I don’t think you can control that, unless you edit the .mobi file in som other program afterwards. That ToC is essentially created by the reader software.
What you can experiment with is to change the organisation of your Binder structure, so that only top levels are folders and you have as few sub-levels as possible.
Everything that has a title in the ebook will end up in the automatic toc, irrespective if they are folders or files in the Binder.
In my latest ebook the Binder has three levels: parts (titles checked in Compile), chapters (titles checked in Compile) and chapter content (text checked in Compile). Parts and Chapters end up in the automatic toc in both the .mobi and .epub files.
There should be more control over this with Scrivener 3, which imports ePub 3. In ePub 2, the sidebar contents is a separate entity from the HTML table of contents that can optionally be included at the start of the book. The sidebar is generated from an NCX XML file, whereas the contents the user sees inside the book is HTML. It would have been added a layer of complexity to allow the user to determine the NCX (which wasn’t shown by many e-readers anyway), so Scrivener generates that automatically, while allowing the user to override the HTML contents.
The NCX file is deprecated in ePub 3. The sidebar contents are now taken directly from the HTML file which is built around a block. This means that when you override the HTML file in ePub 3 in Scrivener 3, then you also override the sidebar navigation. This also affects Kindle export since Kindle files are generated from the raw ePub files internally. (Scrivener 3 will still include an NCX file in its ePub 3 files for backwards-compatibility with older readers, but Kindle and ePub 3-supporting readers - which is most of them these days - will use the user-defined HTML table of contents everywhere.)
In the meantime, however, until Scrivener 3 is released, the only way is indeed to edit the file using a third-party tool such as Calibre.
In my testing in different previewers, e-readings apps, it seems that the presence of the NCX in my epub3 export, which is there for backwards compatibility, is always displayed in the app.
If this is the case, S3 should give us the option to shut it off if we don’t want it there, knowing that we will take the risk of our book not working on older devices.
Any app conforming to ePub 3 specs should use the navigable table of contents rather than the NCX file - this would be a bug in the reader app if not. The inclusion of the NCX for compatibility with older readers is something recommended in the ePub 3 specs:
But, as I say, ePub 3 readers should just use the ToC nav document (the table of contents file). In all of my tests, e-readers have displayed the table of contents as expected for ePub 3 files and have not unexpectedly used the NCX. Perhaps you could provide a sample epub file or Scrivener project that shows the issue along with information about in which readers you are seeing the problem?

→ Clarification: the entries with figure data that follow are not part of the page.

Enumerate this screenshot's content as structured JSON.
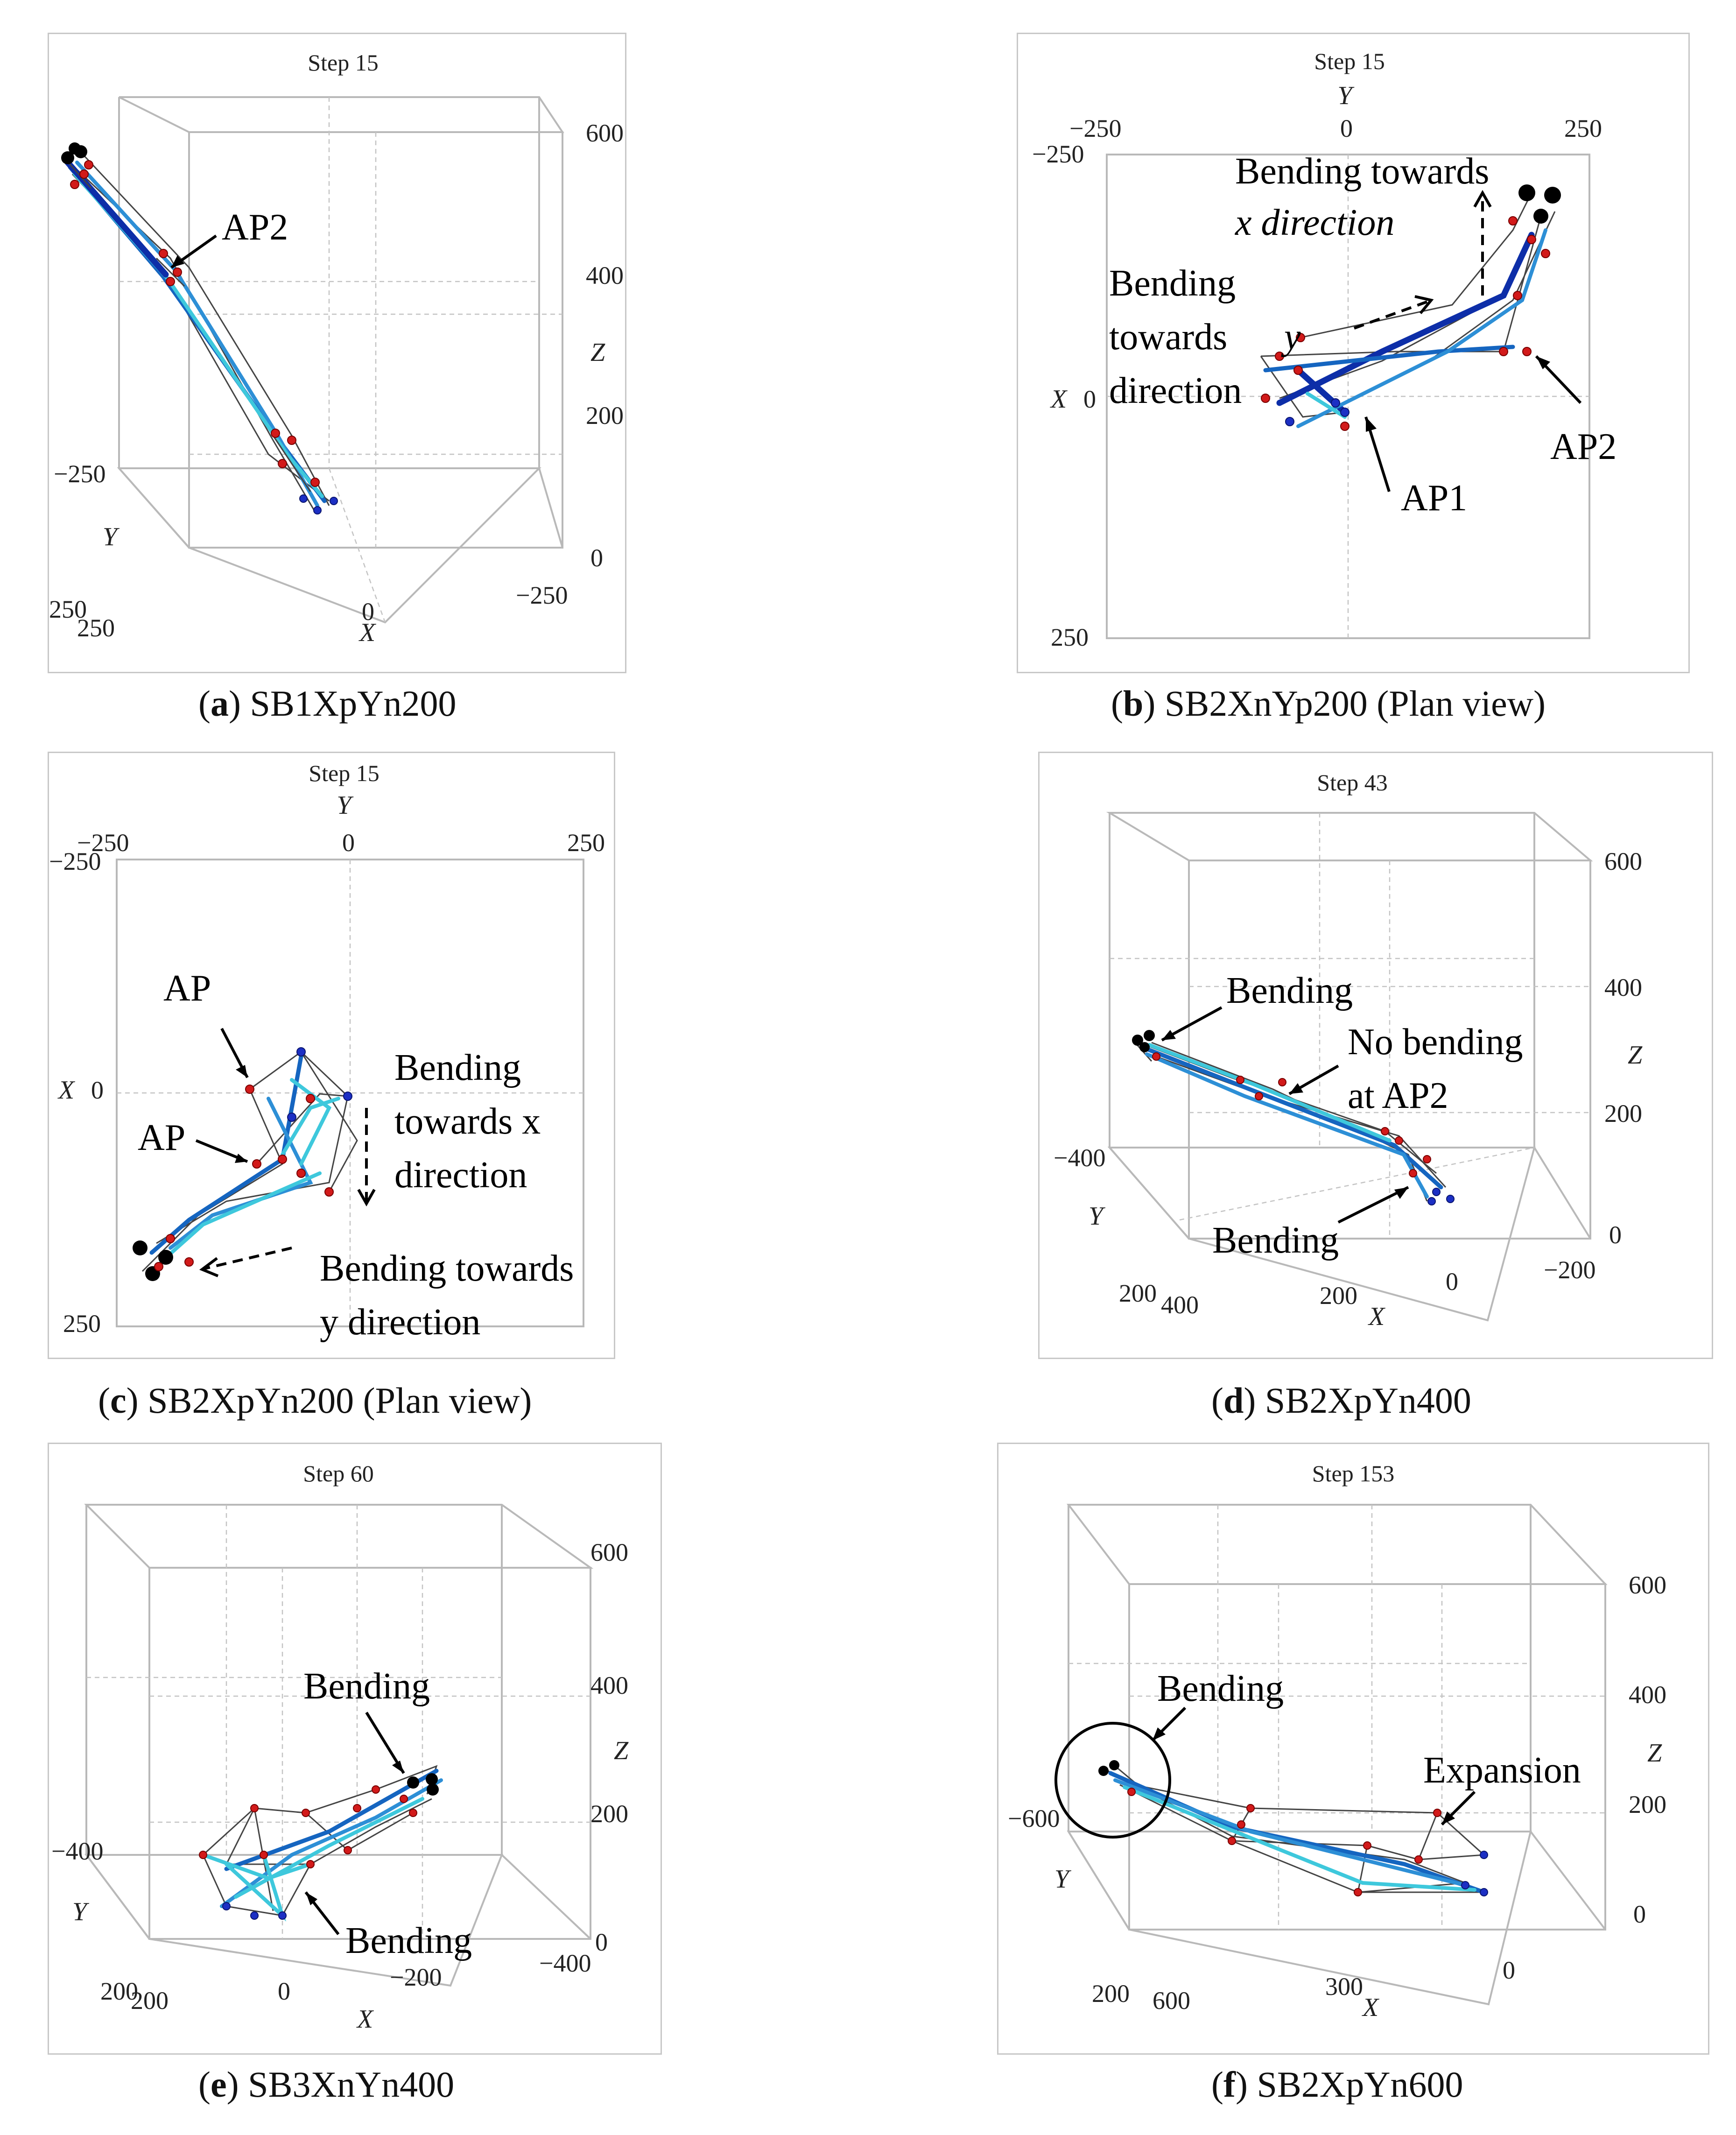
{
  "panels": [
    {
      "id": "a",
      "step": "Step 15",
      "caption_letter": "a",
      "caption_text": "SB1XpYn200",
      "ticks": {
        "z": [
          "600",
          "400",
          "200",
          "0"
        ],
        "y": [
          "−250",
          "250"
        ],
        "x": [
          "250",
          "0",
          "−250"
        ]
      },
      "axes": {
        "x": "X",
        "y": "Y",
        "z": "Z"
      },
      "annotations": [
        "AP2"
      ]
    },
    {
      "id": "b",
      "step": "Step 15",
      "caption_letter": "b",
      "caption_text": "SB2XnYp200 (Plan view)",
      "ticks": {
        "y": [
          "−250",
          "0",
          "250"
        ],
        "x": [
          "−250",
          "0",
          "250"
        ]
      },
      "axes": {
        "x": "X",
        "y": "Y"
      },
      "annotations": [
        "Bending towards",
        "x direction",
        "Bending",
        "towards",
        "y",
        "direction",
        "AP2",
        "AP1"
      ]
    },
    {
      "id": "c",
      "step": "Step 15",
      "caption_letter": "c",
      "caption_text": "SB2XpYn200 (Plan view)",
      "ticks": {
        "y": [
          "−250",
          "0",
          "250"
        ],
        "x": [
          "−250",
          "0",
          "250"
        ]
      },
      "axes": {
        "x": "X",
        "y": "Y"
      },
      "annotations": [
        "AP",
        "AP",
        "Bending",
        "towards x",
        "direction",
        "Bending towards",
        "y direction"
      ]
    },
    {
      "id": "d",
      "step": "Step 43",
      "caption_letter": "d",
      "caption_text": "SB2XpYn400",
      "ticks": {
        "z": [
          "600",
          "400",
          "200",
          "0"
        ],
        "y": [
          "−400",
          "200"
        ],
        "x": [
          "400",
          "200",
          "0",
          "−200"
        ]
      },
      "axes": {
        "x": "X",
        "y": "Y",
        "z": "Z"
      },
      "annotations": [
        "Bending",
        "No bending",
        "at AP2",
        "Bending"
      ]
    },
    {
      "id": "e",
      "step": "Step 60",
      "caption_letter": "e",
      "caption_text": "SB3XnYn400",
      "ticks": {
        "z": [
          "600",
          "400",
          "200",
          "0"
        ],
        "y": [
          "−400",
          "200"
        ],
        "x": [
          "200",
          "0",
          "−200",
          "−400"
        ]
      },
      "axes": {
        "x": "X",
        "y": "Y",
        "z": "Z"
      },
      "annotations": [
        "Bending",
        "Bending"
      ]
    },
    {
      "id": "f",
      "step": "Step 153",
      "caption_letter": "f",
      "caption_text": "SB2XpYn600",
      "ticks": {
        "z": [
          "600",
          "400",
          "200",
          "0"
        ],
        "y": [
          "−600",
          "200"
        ],
        "x": [
          "600",
          "300",
          "0"
        ]
      },
      "axes": {
        "x": "X",
        "y": "Y",
        "z": "Z"
      },
      "annotations": [
        "Bending",
        "Expansion"
      ]
    }
  ]
}
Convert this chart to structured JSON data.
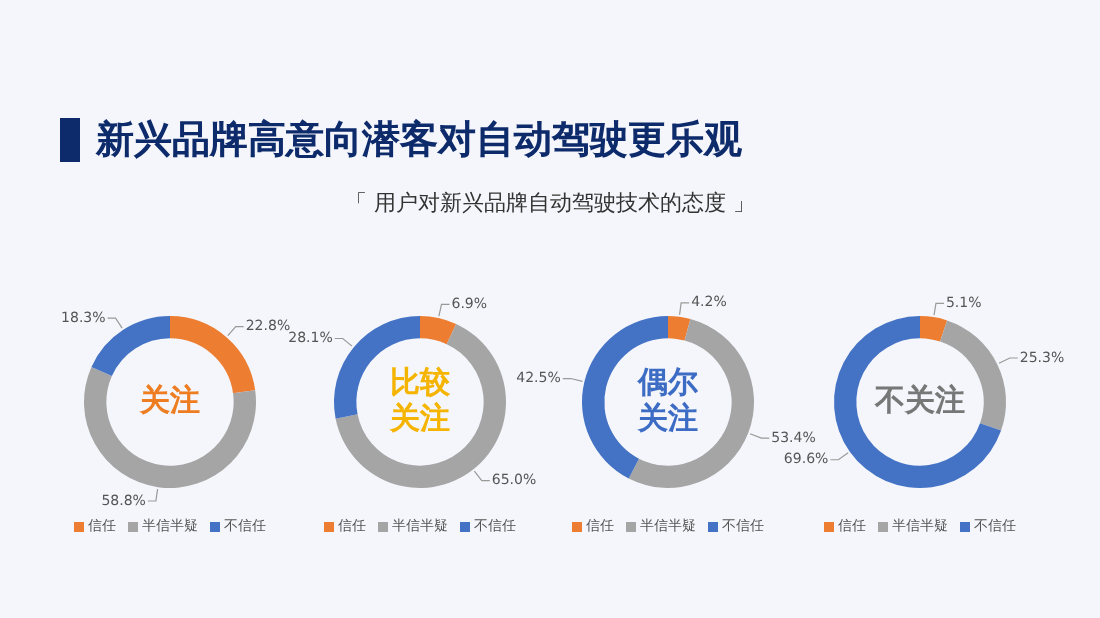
{
  "chart_data": [
    {
      "type": "donut",
      "title": "新兴品牌高意向潜客对自动驾驶更乐观",
      "subtitle": "「 用户对新兴品牌自动驾驶技术的态度 」",
      "annotations": [
        "关注"
      ],
      "categories": [
        "信任",
        "半信半疑",
        "不信任"
      ],
      "values": [
        22.8,
        58.8,
        18.3
      ],
      "value_labels": [
        "22.8%",
        "58.8%",
        "18.3%"
      ],
      "colors": [
        "#ed7d31",
        "#a5a5a5",
        "#4472c4"
      ],
      "legend": "bottom"
    },
    {
      "type": "donut",
      "annotations": [
        "比较关注"
      ],
      "categories": [
        "信任",
        "半信半疑",
        "不信任"
      ],
      "values": [
        6.9,
        65.0,
        28.1
      ],
      "value_labels": [
        "6.9%",
        "65.0%",
        "28.1%"
      ],
      "colors": [
        "#ed7d31",
        "#a5a5a5",
        "#4472c4"
      ],
      "legend": "bottom"
    },
    {
      "type": "donut",
      "annotations": [
        "偶尔关注"
      ],
      "categories": [
        "信任",
        "半信半疑",
        "不信任"
      ],
      "values": [
        4.2,
        53.4,
        42.5
      ],
      "value_labels": [
        "4.2%",
        "53.4%",
        "42.5%"
      ],
      "colors": [
        "#ed7d31",
        "#a5a5a5",
        "#4472c4"
      ],
      "legend": "bottom"
    },
    {
      "type": "donut",
      "annotations": [
        "不关注"
      ],
      "categories": [
        "信任",
        "半信半疑",
        "不信任"
      ],
      "values": [
        5.1,
        25.3,
        69.6
      ],
      "value_labels": [
        "5.1%",
        "25.3%",
        "69.6%"
      ],
      "colors": [
        "#ed7d31",
        "#a5a5a5",
        "#4472c4"
      ],
      "legend": "bottom"
    }
  ]
}
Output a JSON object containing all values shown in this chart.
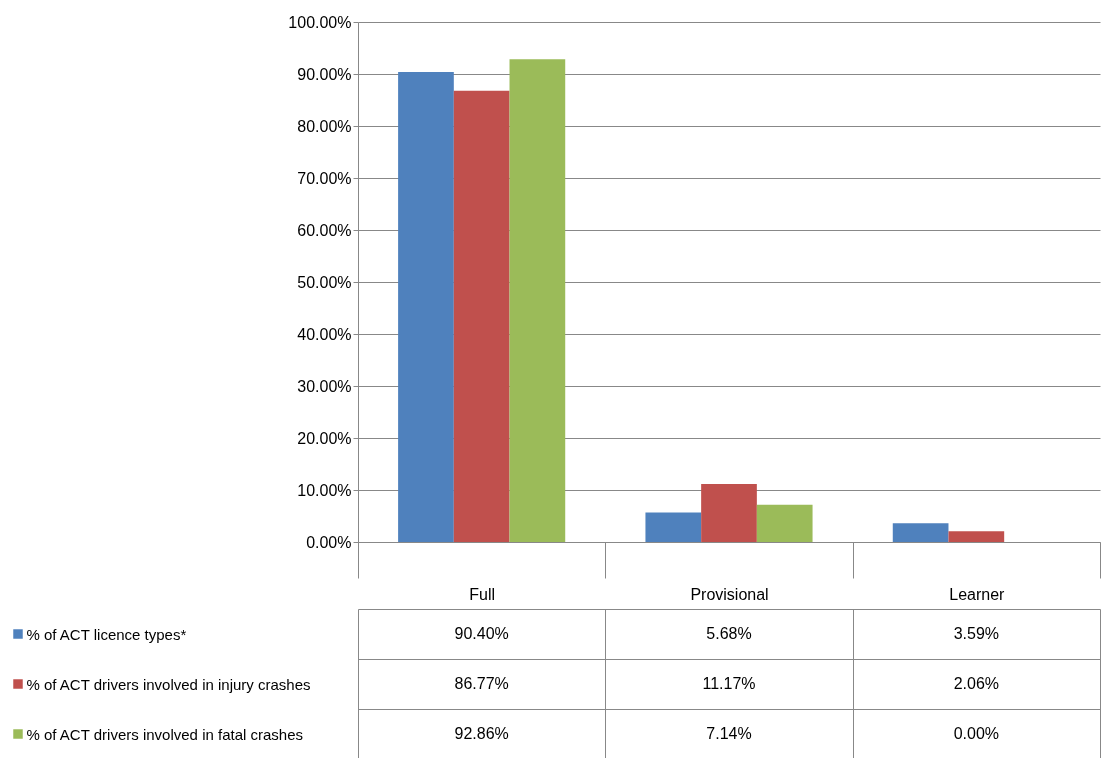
{
  "chart_data": {
    "type": "bar",
    "categories": [
      "Full",
      "Provisional",
      "Learner"
    ],
    "series": [
      {
        "name": "% of ACT licence types*",
        "color": "#4f81bd",
        "values": [
          90.4,
          5.68,
          3.59
        ],
        "value_labels": [
          "90.40%",
          "5.68%",
          "3.59%"
        ]
      },
      {
        "name": "% of ACT drivers involved in injury crashes",
        "color": "#c0504d",
        "values": [
          86.77,
          11.17,
          2.06
        ],
        "value_labels": [
          "86.77%",
          "11.17%",
          "2.06%"
        ]
      },
      {
        "name": "% of ACT drivers involved in fatal crashes",
        "color": "#9bbb59",
        "values": [
          92.86,
          7.14,
          0.0
        ],
        "value_labels": [
          "92.86%",
          "7.14%",
          "0.00%"
        ]
      }
    ],
    "ylim": [
      0,
      100
    ],
    "yticks": [
      {
        "value": 0,
        "label": "0.00%"
      },
      {
        "value": 10,
        "label": "10.00%"
      },
      {
        "value": 20,
        "label": "20.00%"
      },
      {
        "value": 30,
        "label": "30.00%"
      },
      {
        "value": 40,
        "label": "40.00%"
      },
      {
        "value": 50,
        "label": "50.00%"
      },
      {
        "value": 60,
        "label": "60.00%"
      },
      {
        "value": 70,
        "label": "70.00%"
      },
      {
        "value": 80,
        "label": "80.00%"
      },
      {
        "value": 90,
        "label": "90.00%"
      },
      {
        "value": 100,
        "label": "100.00%"
      }
    ],
    "grid": "y",
    "legend": "bottom"
  }
}
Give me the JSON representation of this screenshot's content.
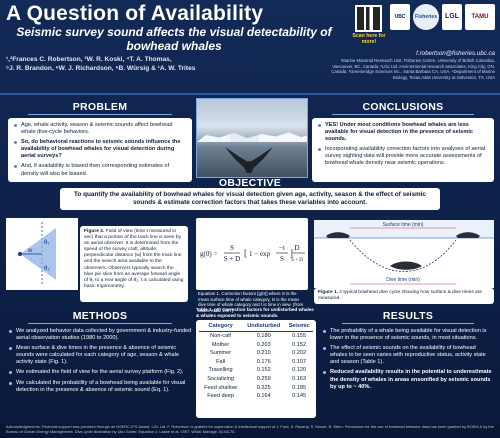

I cannot figure out how it works in Scrivener 3. The documents I don’t want to include into ToC, are assigned to a section with “Hide entry in HTML table of contents” on. Indeed, if a “Generate HTML table of contents” option is on, then this extra-ToC is generated correctly, with only chapter titles.
However in the automatic ToC (I’m talking about epub now, and I’m using Apple Books to look at it) each and every document from the binder appears with the title (“scene”, “dedication” and so on).
I looked at it in Sigil, and these links are shown with “hidden” attribute, like that:
If Apple Books is ignoring the “hidden” attribute then no, there isn’t much you can do about it in Scrivener.
You could fix the problem by merging documents in Scrivener so that the Scrivener Binder matches what you want to see in the ebook ToC. But that’s obviously a fairly radical step.